When Walt and Elaine Drorbaugh came to work at the hatchery in the 1950s, the two families became good friends. Elaine and Flora worked together caring for their families, and they told one story that became a family joke. While picking berries the two women were confronted by a large black bear. They turned and ran, only to look over their shoulders and find the bear was running in the opposite direction.

During an earlier part of their family life, when the children were in grade school, Boy and Flora had bought some property in Payson and built a small house so that the children could attend school. However, about the time they moved to the fish Hatchery that house burned down. They had another house built on that lot and after retirement moved back to town. Flora would live there until she died April 18, 2003, a few months short of her 100th birthday.

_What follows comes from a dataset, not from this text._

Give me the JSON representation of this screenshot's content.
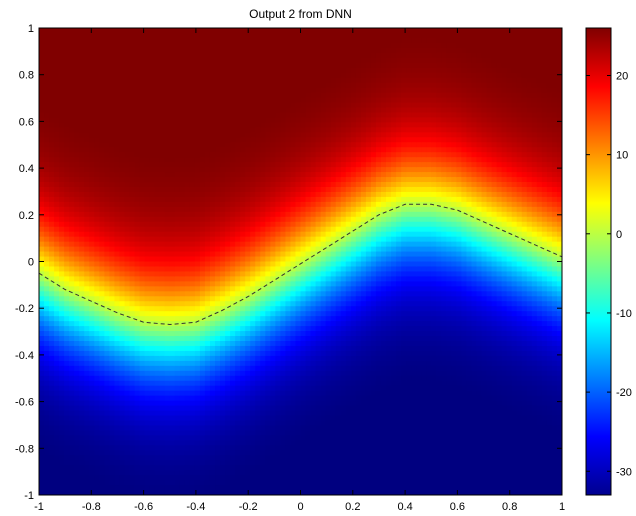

Those who knew him described Boy Haught as a fine looking cowboy and outdoorsman. He wore a broad brimmed hat and Levi's, was physically strong and had a pleasant personality. He embodied those Western-frontier values that were dramatized so well by his neighbor Zane Grey: an honorable reputation, dependability, honesty, fairness, and gentleness. And there was a spiritual and physical strength ready to be used when called upon.

Boy Haught died March 22, 1979, at age 84, leaving his wife and children, nine grandchildren and 12 great-grandchildren. He was buried with so many others of his clan in Payson Pioneer Cemetery. Author Marguerite Noble wrote, "With his passing went a portion of a way of life in the West, and especially in the Mogollon Rim land where he lived and helped develop the country."